The endpoint is set up to be publicly accessible - and when accessed from the outside, does in fact resolve. However, the connection hangs, indicating the traffic is blocked by somebody.

Security group is good:
Inbound: Port 5432 from 0.0.0.0/0 Outbound: all from 0.0.0.0/0

Subnets. I assume that's where something is wrong, right? At first I had two private and two public subnets in the subnet group. To simplify, I removed the private ones without changing the outcome.

So we have two public subnets:

Both have the same route table with an Internet Gateway

As far as I can tell, everything is in working order... So who is blocking my database connection?

Answer 1

The default security group AWS created did only allowed traffic originating from the same security group. I had to add a rule in security group to allow incoming traffic from any IP in order for it to work.

Answer 2

Unable to connect to my publicly accessible RDS as well following https://aws.amazon.com/premiumsupport/knowledge-center/rds-connectivity-instance-subnet-vpc/.

It turns out one of my subnet route table does not have route record to public 0.0.0.0/0, when added it works.

Answer 3

As of Oct 2021, RDS instances may have its own security groups. Hence you just need to create or edit security group to allow public access*.

In general RDS instance has a default security group. I would recommend to create a new security group to allow public access instead of editing default group though.

To add new security group.

• Go to RDS > Security groups
• Click on Create DB Security Group
• Enter name and description and click Create button to save
• Click new created security group name on the list of security groups
• Click on Add Rule located on top right corner of the box
• Check CIDR/IP radio button
• Enter 0.0.0.0/0 in CIDR/IP to Authorize text field
• Save by clicking Add Rule button

Once saved, Go back to the list of RDS instances, RDS > Databases

• Check the RDS instance and click Modify at top right
• Find and Select new created security group under Connectivity > Security group
• Make sure that Publicly accessible is checked under Connectivity > Additional Settings
• Save

Optionally, you may edit an existing security group. This could prevent the step of modifying RDS instance.

In order to edit security group.

• Go to RDS > Security groups
• Click on a security group to edit, for example default
• Click on Add Rule located on top right corner of the box
• Check CIDR/IP radio button
• Enter 0.0.0.0/0 in CIDR/IP to Authorize text field
• Save by clicking Add Rule button

[*] - You should consider adding an ip or range of ips if you have got ones.

Answer 4

By default, even you have set "Public accessibility" to "Yes" during the setup of RDS, the "Security Group" still not allowing the port 3306 yet.

Therefore you have to click on the Security Group of the RDS, then add a Rule to allow 3306 from anywhere IP.

Here is the reference setting.

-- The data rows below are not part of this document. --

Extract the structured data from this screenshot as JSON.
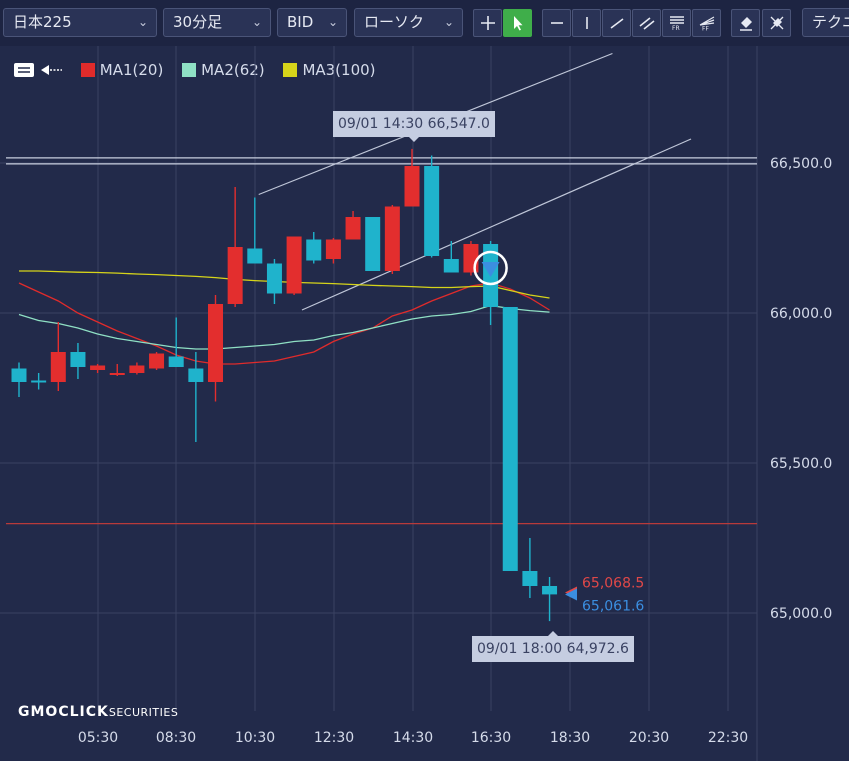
{
  "toolbar": {
    "instrument": "日本225",
    "timeframe": "30分足",
    "price_type": "BID",
    "chart_style": "ローソク",
    "technical_label": "テクニ"
  },
  "legend": [
    {
      "label": "MA1(20)",
      "color": "#e02b2b"
    },
    {
      "label": "MA2(62)",
      "color": "#8fe0c4"
    },
    {
      "label": "MA3(100)",
      "color": "#d6d41a"
    }
  ],
  "tooltips": {
    "high": "09/01 14:30 66,547.0",
    "low": "09/01 18:00 64,972.6"
  },
  "price_tags": {
    "ask": "65,068.5",
    "bid": "65,061.6"
  },
  "brand": {
    "main": "GMOCLICK",
    "sub": "SECURITIES"
  },
  "colors": {
    "up": "#e32e2e",
    "down": "#1fb3cc",
    "ask": "#e04848",
    "bid": "#3b8ee0",
    "grid": "#3a4262"
  },
  "chart_data": {
    "type": "candlestick",
    "ylim": [
      64640,
      66990
    ],
    "y_ticks": [
      "66,500.0",
      "66,000.0",
      "65,500.0",
      "65,000.0"
    ],
    "y_tick_values": [
      66500,
      66000,
      65500,
      65000
    ],
    "x_ticks": [
      "05:30",
      "08:30",
      "10:30",
      "12:30",
      "14:30",
      "16:30",
      "18:30",
      "20:30",
      "22:30"
    ],
    "candles": [
      {
        "o": 65815,
        "h": 65835,
        "l": 65720,
        "c": 65770
      },
      {
        "o": 65775,
        "h": 65800,
        "l": 65745,
        "c": 65770
      },
      {
        "o": 65770,
        "h": 65970,
        "l": 65740,
        "c": 65870
      },
      {
        "o": 65870,
        "h": 65900,
        "l": 65780,
        "c": 65820
      },
      {
        "o": 65810,
        "h": 65830,
        "l": 65800,
        "c": 65825
      },
      {
        "o": 65800,
        "h": 65830,
        "l": 65790,
        "c": 65800
      },
      {
        "o": 65800,
        "h": 65835,
        "l": 65795,
        "c": 65825
      },
      {
        "o": 65815,
        "h": 65870,
        "l": 65810,
        "c": 65865
      },
      {
        "o": 65855,
        "h": 65985,
        "l": 65830,
        "c": 65820
      },
      {
        "o": 65815,
        "h": 65870,
        "l": 65570,
        "c": 65770
      },
      {
        "o": 65770,
        "h": 66060,
        "l": 65705,
        "c": 66030
      },
      {
        "o": 66030,
        "h": 66420,
        "l": 66020,
        "c": 66220
      },
      {
        "o": 66215,
        "h": 66385,
        "l": 66165,
        "c": 66165
      },
      {
        "o": 66165,
        "h": 66180,
        "l": 66030,
        "c": 66065
      },
      {
        "o": 66065,
        "h": 66255,
        "l": 66060,
        "c": 66255
      },
      {
        "o": 66245,
        "h": 66270,
        "l": 66165,
        "c": 66175
      },
      {
        "o": 66180,
        "h": 66250,
        "l": 66165,
        "c": 66245
      },
      {
        "o": 66245,
        "h": 66340,
        "l": 66245,
        "c": 66320
      },
      {
        "o": 66320,
        "h": 66320,
        "l": 66145,
        "c": 66140
      },
      {
        "o": 66140,
        "h": 66360,
        "l": 66130,
        "c": 66355
      },
      {
        "o": 66355,
        "h": 66547,
        "l": 66355,
        "c": 66490
      },
      {
        "o": 66490,
        "h": 66525,
        "l": 66185,
        "c": 66190
      },
      {
        "o": 66180,
        "h": 66240,
        "l": 66140,
        "c": 66135
      },
      {
        "o": 66135,
        "h": 66240,
        "l": 66125,
        "c": 66230
      },
      {
        "o": 66230,
        "h": 66240,
        "l": 65960,
        "c": 66020
      },
      {
        "o": 66020,
        "h": 66020,
        "l": 65140,
        "c": 65140
      },
      {
        "o": 65140,
        "h": 65250,
        "l": 65050,
        "c": 65090
      },
      {
        "o": 65090,
        "h": 65120,
        "l": 64973,
        "c": 65062
      }
    ],
    "ma": [
      {
        "name": "MA1(20)",
        "color": "#e02b2b",
        "values": [
          66100,
          66070,
          66040,
          66000,
          65970,
          65940,
          65915,
          65890,
          65860,
          65840,
          65830,
          65830,
          65835,
          65840,
          65855,
          65870,
          65905,
          65930,
          65950,
          65990,
          66010,
          66040,
          66065,
          66090,
          66100,
          66080,
          66050,
          66010
        ]
      },
      {
        "name": "MA2(62)",
        "color": "#8fe0c4",
        "values": [
          65995,
          65975,
          65965,
          65950,
          65930,
          65915,
          65905,
          65895,
          65885,
          65880,
          65880,
          65885,
          65890,
          65895,
          65905,
          65910,
          65925,
          65935,
          65950,
          65965,
          65980,
          65990,
          65995,
          66005,
          66025,
          66015,
          66008,
          66003
        ]
      },
      {
        "name": "MA3(100)",
        "color": "#d6d41a",
        "values": [
          66140,
          66140,
          66138,
          66136,
          66135,
          66133,
          66130,
          66128,
          66125,
          66122,
          66118,
          66112,
          66108,
          66105,
          66102,
          66100,
          66098,
          66095,
          66092,
          66090,
          66088,
          66085,
          66085,
          66088,
          66090,
          66075,
          66060,
          66050
        ]
      }
    ],
    "channel_lines": [
      {
        "x0": 12.2,
        "y0": 66395,
        "x1": 30.2,
        "y1": 66865
      },
      {
        "x0": 14.4,
        "y0": 66010,
        "x1": 34.2,
        "y1": 66580
      }
    ],
    "horizontal_lines": [
      {
        "value": 66517,
        "color": "#c8cede"
      },
      {
        "value": 66497,
        "color": "#c8cede"
      },
      {
        "value": 65298,
        "color": "#b83a3a"
      }
    ],
    "signal_marker": {
      "index": 24,
      "value": 66150
    },
    "last": {
      "ask": 65068.5,
      "bid": 65061.6
    }
  }
}
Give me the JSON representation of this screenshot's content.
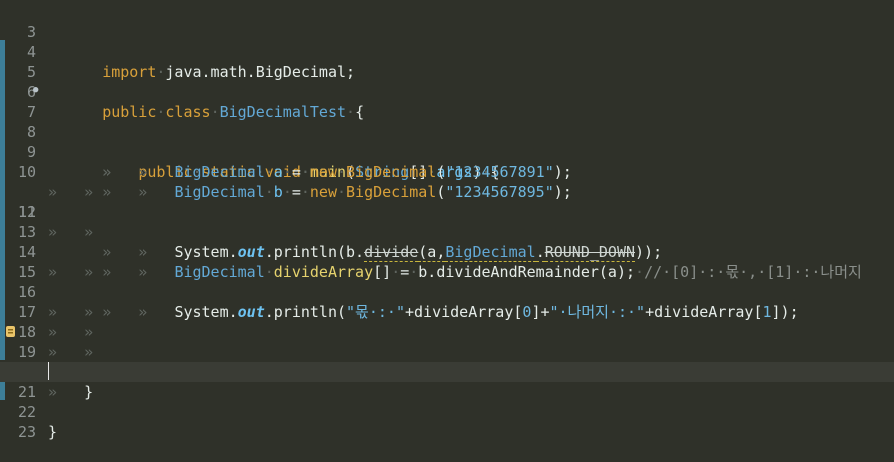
{
  "editor": {
    "line_numbers": [
      "3",
      "4",
      "5",
      "6",
      "7",
      "8",
      "9",
      "10",
      "11",
      "12",
      "13",
      "14",
      "15",
      "16",
      "17",
      "18",
      "19",
      "20",
      "21",
      "22",
      "23"
    ],
    "lines": {
      "l3": {
        "kw": "import",
        "sep": "·",
        "rest": "java.math.BigDecimal;"
      },
      "l5": {
        "kw1": "public",
        "kw2": "class",
        "name": "BigDecimalTest",
        "brace": "{"
      },
      "l7": {
        "kw1": "public",
        "kw2": "static",
        "kw3": "void",
        "method": "main",
        "open": "(",
        "type": "String",
        "arr": "[]",
        "arg": "args",
        "close": ")",
        "brace": "{"
      },
      "l8": {
        "type": "BigDecimal",
        "var": "a",
        "eq": "=",
        "kw": "new",
        "cls": "BigDecimal",
        "open": "(",
        "str": "\"1234567891\"",
        "close": ");"
      },
      "l9": {
        "type": "BigDecimal",
        "var": "b",
        "eq": "=",
        "kw": "new",
        "cls": "BigDecimal",
        "open": "(",
        "str": "\"1234567895\"",
        "close": ");"
      },
      "l11": {
        "sys": "System",
        "dot1": ".",
        "out": "out",
        "dot2": ".",
        "println": "println",
        "open": "(b.",
        "divide": "divide",
        "args1": "(a,",
        "bd": "BigDecimal",
        "dot3": ".",
        "rd": "ROUND_DOWN",
        "close": "));"
      },
      "l13": {
        "type": "BigDecimal",
        "var": "divideArray",
        "arr": "[]",
        "eq": "=",
        "call": "b.divideAndRemainder(a);",
        "comment": "//·[0]·:·몫·,·[1]·:·나머지"
      },
      "l15": {
        "sys": "System",
        "dot1": ".",
        "out": "out",
        "dot2": ".",
        "println": "println",
        "open": "(",
        "str1": "\"몫·:·\"",
        "plus1": "+divideArray[",
        "i0": "0",
        "mid": "]+",
        "str2": "\"·나머지·:·\"",
        "plus2": "+divideArray[",
        "i1": "1",
        "close": "]);"
      },
      "l20": {
        "brace": "}"
      },
      "l22": {
        "brace": "}"
      }
    },
    "tab_marker": "»"
  }
}
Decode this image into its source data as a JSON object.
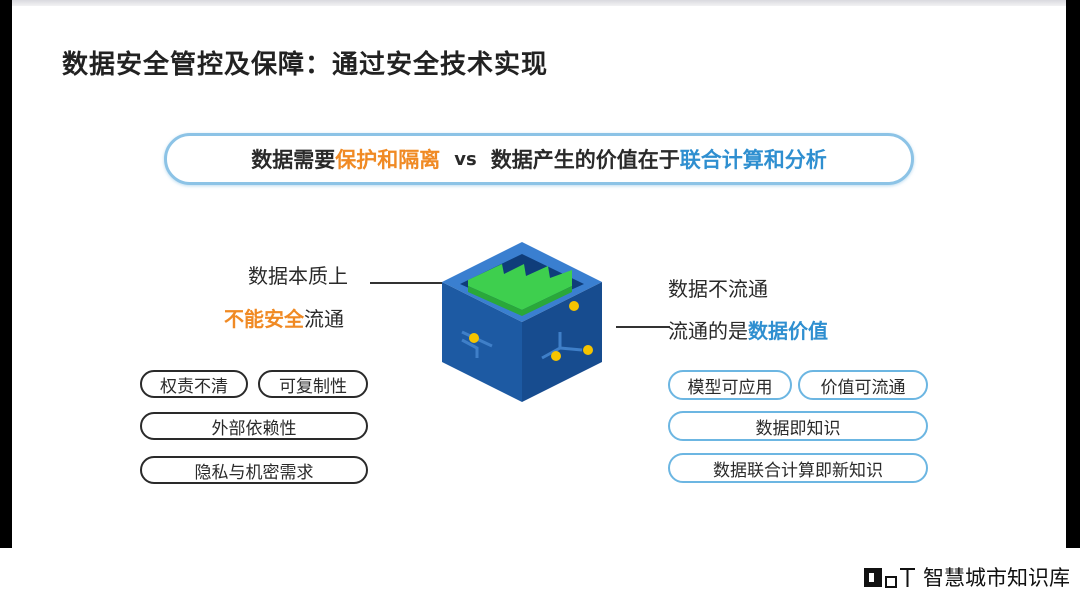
{
  "slide": {
    "title": "数据安全管控及保障：通过安全技术实现",
    "banner": {
      "part1": "数据需要",
      "part2": "保护和隔离",
      "vs": "vs",
      "part3": "数据产生的价值在于",
      "part4": "联合计算和分析"
    },
    "left": {
      "line1": "数据本质上",
      "line2_highlight": "不能安全",
      "line2_rest": "流通",
      "pills": [
        "权责不清",
        "可复制性",
        "外部依赖性",
        "隐私与机密需求"
      ]
    },
    "right": {
      "line1": "数据不流通",
      "line2_rest": "流通的是",
      "line2_highlight": "数据价值",
      "pills": [
        "模型可应用",
        "价值可流通",
        "数据即知识",
        "数据联合计算即新知识"
      ]
    },
    "colors": {
      "orange": "#f08a24",
      "blue": "#2f8fd0",
      "cube": "#1f5fa8",
      "green": "#3ecf4e",
      "dot": "#f5c400"
    }
  },
  "watermark": {
    "text": "智慧城市知识库",
    "icon": "logo-icon"
  }
}
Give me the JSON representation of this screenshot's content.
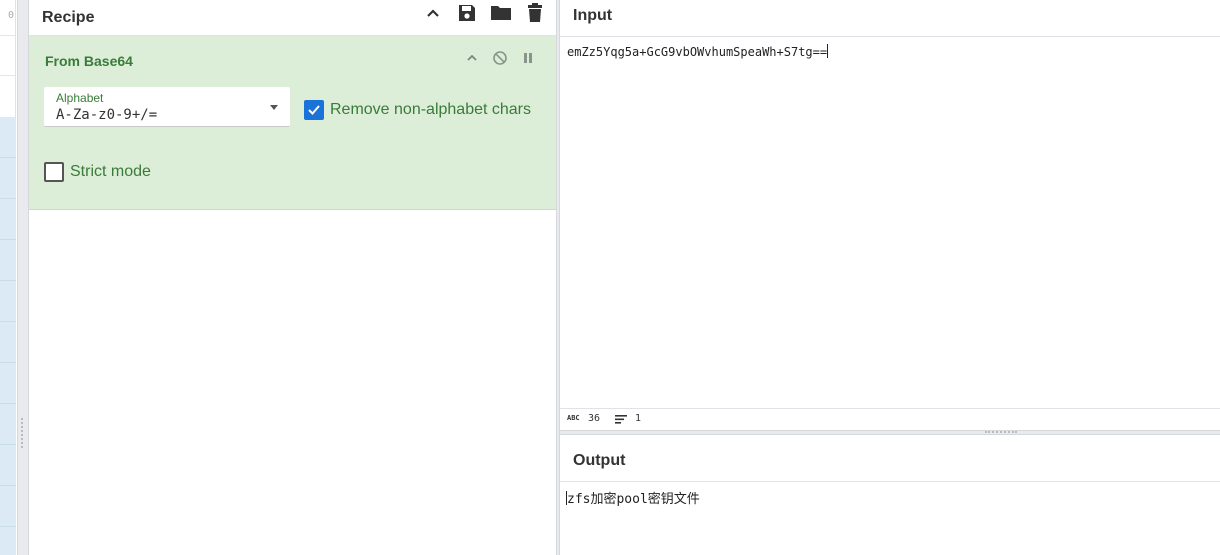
{
  "ops_strip": {
    "top_fragment": "0"
  },
  "recipe": {
    "title": "Recipe",
    "icons": [
      "chevron-up-icon",
      "save-icon",
      "folder-icon",
      "trash-icon"
    ]
  },
  "operation": {
    "title": "From Base64",
    "alphabet_label": "Alphabet",
    "alphabet_value": "A-Za-z0-9+/=",
    "remove_non_alphabet_label": "Remove non-alphabet chars",
    "remove_non_alphabet_checked": true,
    "strict_mode_label": "Strict mode",
    "strict_mode_checked": false
  },
  "input": {
    "title": "Input",
    "text": "emZz5Yqg5a+GcG9vbOWvhumSpeaWh+S7tg==",
    "status_length": "36",
    "status_lines": "1",
    "abc_label": "ABC"
  },
  "output": {
    "title": "Output",
    "text": "zfs加密pool密钥文件"
  },
  "colors": {
    "op_bg": "#dcedd8",
    "op_text": "#3a7b3a",
    "checkbox_accent": "#1a73d9",
    "ops_item_bg": "#dceaf5"
  }
}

But here I have to warn you first, this public accessibility would expose your database to the internet. Please do at your own risk.

Answer 5

As per new AWS RDS UI. Follow Following steps.

1. Open the Amazon RDS console.
2. Choose Databases from the navigation pane, and then select the DB instance.
3. Choose Modify.
4. Connectivity

Additionally[important]: inbound and outbound policy update with PORT and IPs

Answer 6

Two things to check:

1. Ensure that the RDS instance has the publicly accessible attribute set so that it is assigned a public address

2. Also according to the AWS RDS docs, "If you want your DB instance in the VPC to be publicly accessible, you must enable the VPC attributes DNS hostnames and DNS resolution."

Also, check that the IP that your RDS instance hostname resolves to is a public IP address.